Almost every single oil and gas site inspected lacked a mandatory spill prevention plan meant to protect our rivers and streams. This is an unacceptable flouting of our environmental laws.

In addition to a spill prevention plan, oil and gas companies should have something called a Storm Water Pollution Prevention Plan. During a rainstorm, flowing water can pick up pollutants along the way, including toxic materials like fracking chemicals or fracking waste. Most companies are required by the Clean Water Act to get a stormwater permit by submitting a Storm Water Pollution Prevention Plan outlining precautions the company will take to avoid illegal discharge of pollutants and impacts to nearby rivers and streams. Ensuring prevention of stormwater run-off is not rocket science. It requires simple measures such as sufficient berms and containment systems. But the oil and gas industry is exempt from having to get a permit for uncontaminated stormwater discharges, which means regulators do not have to approve a pollution prevention plan--or even see if a company really has one for each site.
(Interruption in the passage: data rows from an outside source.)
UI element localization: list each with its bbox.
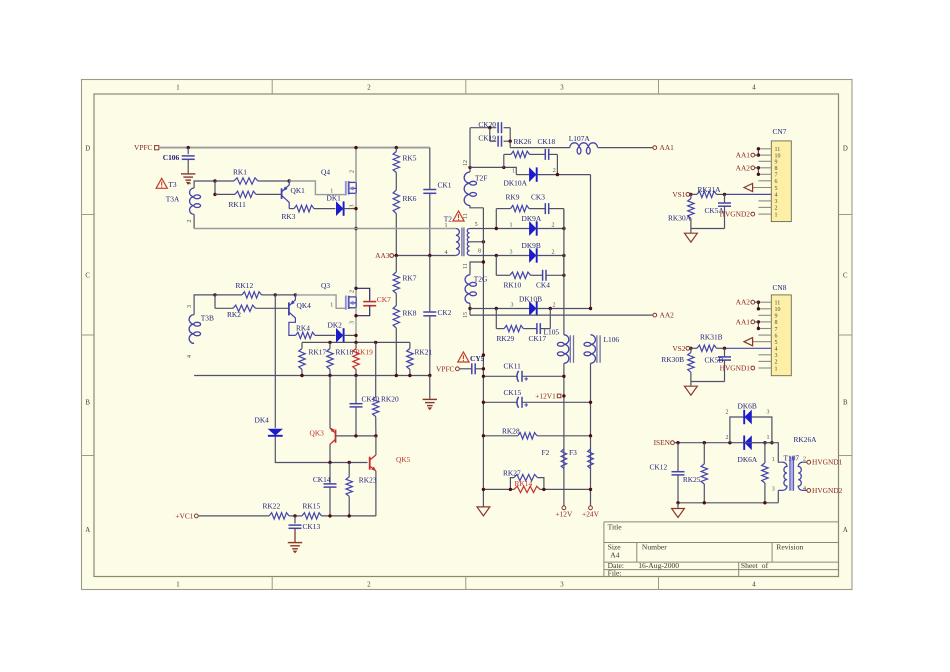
svg-text:VS1: VS1 [672, 190, 685, 199]
svg-text:2: 2 [553, 302, 556, 308]
wire T3A top [194, 181, 215, 188]
svg-text:2: 2 [726, 435, 729, 441]
inductor L107A [570, 143, 598, 148]
capacitor CK11 [483, 375, 517, 377]
svg-text:5: 5 [775, 340, 778, 346]
svg-text:F2: F2 [542, 448, 550, 457]
svg-text:1: 1 [512, 169, 515, 175]
svg-text:Revision: Revision [776, 542, 803, 551]
node QK3 collector [328, 461, 331, 464]
svg-text:7: 7 [775, 173, 778, 179]
svg-text:RK20: RK20 [381, 394, 399, 403]
node DK6A cathode RK26A [763, 441, 766, 444]
transformer T2 secondary [467, 229, 469, 256]
svg-text:Title: Title [608, 523, 623, 532]
node CK11 right [562, 375, 565, 378]
node RK18 bottom [328, 374, 331, 377]
resistor RK25 [703, 443, 705, 464]
svg-text:A4: A4 [610, 551, 619, 560]
node DK6B branch [728, 441, 731, 444]
node DK9A anode snubber [495, 227, 498, 230]
svg-text:1: 1 [510, 223, 513, 229]
wire Q4 source chain [355, 193, 357, 296]
snubber RK29 CK17 [495, 309, 497, 329]
svg-text:RK30B: RK30B [661, 355, 684, 364]
wire ISEN bottom rail [678, 502, 778, 504]
port HVGND1 T107 [807, 460, 811, 464]
wire QK5 emitter down [375, 471, 377, 516]
svg-text:+12V1: +12V1 [535, 391, 556, 400]
node CK15 left [482, 401, 485, 404]
port +VC1 [194, 514, 198, 518]
svg-text:C: C [843, 273, 848, 280]
wire ground rail [194, 375, 430, 377]
node bus mid [482, 353, 485, 356]
capacitor CK1 [429, 148, 431, 190]
warning triangle T2 [453, 211, 464, 221]
svg-text:1: 1 [187, 182, 193, 185]
wire CN8 tie 8-7 [757, 322, 759, 329]
diode DK9A [470, 228, 530, 230]
svg-text:RK6: RK6 [403, 194, 417, 203]
wire AA3 [394, 255, 456, 257]
svg-text:Number: Number [642, 542, 667, 551]
resistor RK14 [514, 486, 540, 492]
wire DK4 branch [274, 295, 276, 428]
ground ISEN [677, 503, 679, 509]
svg-text:1: 1 [330, 303, 333, 309]
wire CK5B bottom [691, 381, 725, 383]
svg-text:AA1: AA1 [736, 317, 751, 326]
svg-text:CK10: CK10 [362, 394, 380, 403]
wire CK20 left [469, 128, 471, 168]
svg-text:RK17: RK17 [309, 347, 327, 356]
svg-text:Q4: Q4 [321, 168, 330, 177]
svg-text:3: 3 [187, 305, 193, 308]
node RK8 bottom [395, 374, 398, 377]
svg-text:9: 9 [775, 160, 778, 166]
svg-text:AA3: AA3 [375, 251, 390, 260]
svg-text:T3B: T3B [201, 314, 214, 323]
svg-text:1: 1 [176, 84, 179, 91]
resistor RK22 [269, 513, 289, 519]
svg-text:RK25: RK25 [683, 475, 701, 484]
svg-text:RK14: RK14 [515, 479, 533, 488]
port AA2 out [653, 313, 657, 317]
svg-text:4: 4 [803, 486, 806, 492]
svg-text:2: 2 [553, 168, 556, 174]
node RK17 bottom [300, 374, 303, 377]
node CK19 tap [488, 126, 491, 129]
transformer T2 primary [456, 229, 459, 256]
svg-text:1: 1 [176, 581, 179, 588]
node VS2 [689, 347, 692, 350]
node RK5 top [395, 146, 398, 149]
wire out common row [483, 488, 510, 490]
svg-text:9: 9 [775, 314, 778, 320]
diode DK4 [269, 429, 282, 435]
svg-text:12: 12 [463, 160, 469, 166]
port AA2 CN7 [751, 166, 755, 170]
node RK21 bottom [408, 374, 411, 377]
node row v24 [589, 488, 592, 491]
port AA1 out [653, 146, 657, 150]
svg-text:T107: T107 [784, 453, 800, 462]
svg-text:DK4: DK4 [255, 415, 270, 424]
svg-text:T3: T3 [168, 180, 177, 189]
svg-text:CK1: CK1 [438, 180, 452, 189]
wire T2F pin11 [470, 206, 483, 208]
port AA2 CN8 [751, 300, 755, 304]
node DK1 cathode [354, 207, 357, 210]
svg-text:B: B [843, 400, 848, 407]
diode DK10B [470, 308, 530, 310]
resistor RK6 [393, 190, 399, 214]
svg-text:2: 2 [350, 290, 356, 293]
svg-text:3: 3 [510, 249, 513, 255]
resistor RK12 [215, 294, 242, 296]
transistor Q3 [345, 296, 347, 310]
svg-text:RK30A: RK30A [668, 213, 692, 222]
svg-text:RK22: RK22 [263, 501, 281, 510]
node RK1 left [213, 179, 216, 182]
svg-text:+VC1: +VC1 [175, 511, 193, 520]
svg-text:8: 8 [478, 249, 481, 255]
node DK2 cathode [354, 334, 357, 337]
arrow CN7 pin5 [744, 183, 753, 191]
node RK7 top [395, 254, 398, 257]
svg-text:RK4: RK4 [296, 324, 310, 333]
svg-text:1: 1 [772, 457, 775, 463]
node Q4 drain rail [354, 146, 357, 149]
wire tap2 [214, 295, 216, 308]
svg-text:3: 3 [350, 321, 356, 324]
node RK11 left [213, 193, 216, 196]
svg-text:DK6B: DK6B [738, 401, 757, 410]
svg-text:CK18: CK18 [538, 137, 556, 146]
svg-text:CK11: CK11 [504, 361, 522, 370]
svg-text:2: 2 [187, 220, 193, 223]
svg-text:11: 11 [463, 263, 469, 269]
svg-text:VS2: VS2 [672, 344, 685, 353]
node DK10B out [589, 307, 592, 310]
node QK3 base RK20 [374, 434, 377, 437]
ground return bus [477, 507, 490, 516]
svg-text:15: 15 [463, 312, 469, 318]
svg-text:4: 4 [775, 193, 778, 199]
node RK26A bottom [763, 501, 766, 504]
svg-text:A: A [843, 527, 848, 534]
node DK4 branch [274, 293, 277, 296]
port HVGND1 CN8 [751, 366, 755, 370]
svg-text:RK19: RK19 [355, 347, 373, 356]
ground VS1 [690, 229, 692, 234]
capacitor CK5A [724, 194, 726, 202]
resistor RK30B [690, 348, 692, 352]
svg-text:3: 3 [560, 581, 564, 588]
svg-text:3: 3 [560, 84, 564, 91]
resistor RK28 [483, 435, 517, 437]
svg-text:2: 2 [350, 170, 356, 173]
transistor QK4 [288, 302, 290, 315]
wire return bus [482, 208, 484, 507]
svg-text:2: 2 [552, 223, 555, 229]
svg-text:of: of [762, 561, 769, 570]
svg-text:3: 3 [350, 205, 356, 208]
svg-text:QK4: QK4 [297, 301, 312, 310]
wire T3B top [194, 295, 215, 315]
wire T2G pin11 [470, 262, 483, 275]
resistor RK31A [690, 193, 697, 195]
wire bank top rail [302, 341, 410, 343]
svg-text:2: 2 [367, 84, 371, 91]
node CK1 bottom [428, 254, 431, 257]
svg-text:AA2: AA2 [736, 298, 751, 307]
node RK28 left [482, 434, 485, 437]
wire ISEN row [674, 442, 744, 444]
resistor RK21 [409, 342, 411, 348]
svg-text:L107A: L107A [569, 134, 591, 143]
svg-text:11: 11 [775, 147, 781, 153]
wire CN7 tie 11-10 [757, 149, 759, 155]
capacitor CY5 [459, 368, 471, 370]
port HVGND2 CN7 [751, 212, 755, 216]
wire AA1 out [598, 147, 653, 149]
resistor RK27 [510, 478, 514, 490]
transistor QK1 [281, 188, 283, 199]
port VS1 [686, 193, 690, 197]
ground C106 [181, 173, 195, 175]
svg-text:+12V: +12V [555, 510, 573, 519]
wire QK3 emitter up [329, 376, 331, 429]
arrow CN8 pin5 [744, 338, 753, 346]
inductor T3B [189, 315, 194, 344]
resistor RK30A [690, 194, 692, 198]
capacitor CK5B [724, 348, 726, 356]
svg-text:D: D [85, 146, 90, 153]
svg-text:RK18: RK18 [336, 347, 354, 356]
svg-text:7: 7 [775, 327, 778, 333]
svg-text:RK11: RK11 [229, 200, 247, 209]
node C106 junction [187, 146, 190, 149]
resistor RK1 [215, 180, 234, 182]
svg-text:6: 6 [775, 333, 778, 339]
svg-text:DK9B: DK9B [522, 241, 541, 250]
svg-text:+24V: +24V [582, 510, 600, 519]
svg-text:1: 1 [445, 223, 448, 229]
svg-text:4: 4 [445, 250, 448, 256]
warning triangle T3 [156, 178, 167, 188]
svg-text:CK20: CK20 [478, 120, 496, 129]
svg-text:2: 2 [775, 360, 778, 366]
capacitor CK10 [355, 376, 357, 404]
svg-text:QK3: QK3 [310, 428, 325, 437]
node CK14 bottom [328, 514, 331, 517]
svg-text:RK12: RK12 [236, 281, 254, 290]
svg-text:8: 8 [775, 320, 778, 326]
svg-text:RK5: RK5 [403, 154, 417, 163]
svg-text:C106: C106 [163, 153, 180, 162]
node DK10A cathode snubber [556, 173, 559, 176]
node Q4 source rail [354, 227, 357, 230]
node RK25 top [703, 441, 706, 444]
svg-text:2: 2 [803, 456, 806, 462]
svg-text:DK10A: DK10A [504, 179, 528, 188]
capacitor CK7 [356, 288, 370, 301]
svg-text:File:: File: [608, 569, 622, 578]
svg-text:11: 11 [463, 213, 469, 219]
svg-text:CK19: CK19 [478, 133, 496, 142]
inductor T3A [190, 188, 195, 214]
wire QK3 collector down [329, 444, 331, 462]
port AA3 [390, 254, 394, 258]
node CK12 top [676, 441, 679, 444]
svg-text:AA1: AA1 [736, 151, 751, 160]
svg-text:2: 2 [552, 249, 555, 255]
wire primary rail [193, 214, 195, 228]
node center tap [482, 240, 485, 243]
transformer T2 core [461, 228, 463, 257]
svg-text:3: 3 [511, 302, 514, 308]
svg-text:8: 8 [775, 166, 778, 172]
ground VS2 [690, 382, 692, 387]
node CK11 left [482, 375, 485, 378]
choke L106 [591, 335, 596, 364]
node DK10B cathode snubber [549, 307, 552, 310]
resistor RK31B [690, 347, 697, 349]
snubber RK26 CK18 [503, 154, 505, 168]
svg-text:RK26A: RK26A [794, 435, 818, 444]
svg-text:DK10B: DK10B [519, 294, 542, 303]
svg-text:4: 4 [775, 347, 778, 353]
wire T2F top [469, 167, 471, 172]
svg-text:2: 2 [726, 410, 729, 416]
capacitor CK14 [329, 463, 331, 484]
svg-text:CK14: CK14 [313, 475, 331, 484]
wire +VC1 [198, 515, 269, 517]
svg-text:L105: L105 [544, 327, 560, 336]
svg-text:2: 2 [367, 581, 371, 588]
svg-text:10: 10 [775, 307, 781, 313]
wire RK12-QK4 [275, 294, 295, 296]
wire QK5 collector up [375, 436, 377, 455]
node snubberA left [502, 166, 505, 169]
transistor QK3 [335, 430, 337, 443]
svg-text:4: 4 [752, 84, 756, 91]
svg-text:T2F: T2F [475, 173, 487, 182]
wire Q4 gate lead [289, 181, 346, 195]
port VPFC [155, 146, 159, 150]
port VPFC2 [456, 367, 460, 371]
svg-text:1: 1 [775, 212, 778, 218]
svg-text:CK7: CK7 [377, 295, 391, 304]
svg-text:RK3: RK3 [282, 212, 296, 221]
wire node A row [470, 167, 516, 174]
svg-text:3: 3 [775, 353, 778, 359]
capacitor CK12 [677, 443, 679, 472]
svg-text:A: A [85, 527, 90, 534]
svg-text:T2G: T2G [474, 274, 488, 283]
diode DK6A [745, 436, 751, 449]
svg-text:4: 4 [752, 581, 756, 588]
node RK10 right [562, 274, 565, 277]
resistor RK23 [348, 463, 350, 477]
node RK18 top [328, 341, 331, 344]
svg-text:CK15: CK15 [504, 388, 522, 397]
capacitor CK20 [470, 127, 496, 129]
svg-text:L106: L106 [604, 335, 620, 344]
diode DK10A [516, 174, 529, 176]
svg-text:1: 1 [330, 188, 333, 194]
node RK27 right [542, 488, 545, 491]
wire CN7 tie 8-7 [757, 168, 759, 175]
svg-text:RK28: RK28 [502, 426, 520, 435]
diode DK9B [470, 255, 530, 257]
node RK20 branch [374, 341, 377, 344]
svg-text:HVGND1: HVGND1 [812, 458, 843, 467]
node T107 branch [770, 441, 773, 444]
port +12V1 [557, 394, 561, 398]
svg-text:CN8: CN8 [773, 283, 787, 292]
resistor RK7 [395, 256, 397, 273]
diode DK2 [336, 329, 342, 342]
svg-text:AA1: AA1 [660, 143, 675, 152]
resistor RK26A [764, 443, 766, 463]
svg-text:CK2: CK2 [438, 308, 452, 317]
port HVGND2 T107 [807, 489, 811, 493]
svg-text:QK1: QK1 [291, 186, 306, 195]
svg-text:RK31B: RK31B [700, 333, 723, 342]
port +12V [562, 506, 566, 510]
svg-text:CN7: CN7 [773, 127, 787, 136]
transistor QK5 [369, 457, 371, 470]
resistor RK19 [355, 342, 357, 348]
port AA1 CN7 [751, 153, 755, 157]
svg-text:5: 5 [475, 222, 478, 228]
svg-text:F3: F3 [569, 448, 577, 457]
wire tap [214, 181, 216, 194]
resistor RK18 [329, 342, 331, 348]
node DK10B anode T2G [468, 307, 471, 310]
snubber RK9 CK3 [495, 209, 497, 229]
svg-text:RK21: RK21 [415, 347, 433, 356]
port ISEN [671, 441, 675, 445]
svg-text:T2: T2 [444, 214, 453, 223]
fuse F2 [561, 449, 567, 469]
diode DK1 [336, 202, 342, 215]
node RK12 left [213, 293, 216, 296]
svg-text:16-Aug-2000: 16-Aug-2000 [638, 561, 679, 570]
warning triangle CY5 [458, 352, 469, 362]
svg-text:VPFC: VPFC [436, 364, 455, 373]
wire RK5-RK6 [395, 173, 397, 191]
port +24V [589, 506, 593, 510]
svg-text:RK2: RK2 [227, 310, 241, 319]
node QK1 collector/RK1 [288, 179, 291, 182]
svg-text:CK3: CK3 [531, 193, 545, 202]
node RK19 top [354, 341, 357, 344]
node RK28 right [589, 434, 592, 437]
node CK13 top [293, 514, 296, 517]
svg-text:RK31A: RK31A [698, 185, 722, 194]
svg-text:2: 2 [775, 206, 778, 212]
node CK12 bottom [676, 501, 679, 504]
svg-text:RK1: RK1 [233, 167, 247, 176]
node CK7 bottom [354, 314, 357, 317]
node row va [482, 488, 485, 491]
node Q3 drain [354, 287, 357, 290]
svg-text:RK29: RK29 [497, 334, 515, 343]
This is all increasingly terrifying as Sandy bears down on the Marcellus region, where there are many open pits filled with fracking and related waste. Because the oil and gas industry is also exempt from our hazardous waste laws, no one knows exactly how dangerous the waste at any particular site might be, but we know it can be very toxic and also radioactive. NRDC opposes storing of fracking and production waste in these open air pits, but it is still allowed.

What does a flooded wellpad look like? Here is a photo of a flooded wellpad in Bradford County, Pennsylvania, after Tropical Storm Lee in September, 2011:


Carol French, used with permission.

And here is a photo of how dangerously close millions of gallons of potentially toxic fracking waste can be to homes, in this case in Washington County, Pennsylvania:


Robert Donnan, used with permission. 

NRDC opposes having dangerous fracking waste stored so close to people's homes. Hurricane Sandy is terrifying for many reasons. For people living next to fracking waste sites, one of them is that the storm may flood these sites and cause toxic substances to flow onto their land, their home, or their farm. It is well past due for the toxic waste loophole for the oil and gas industry to be closed.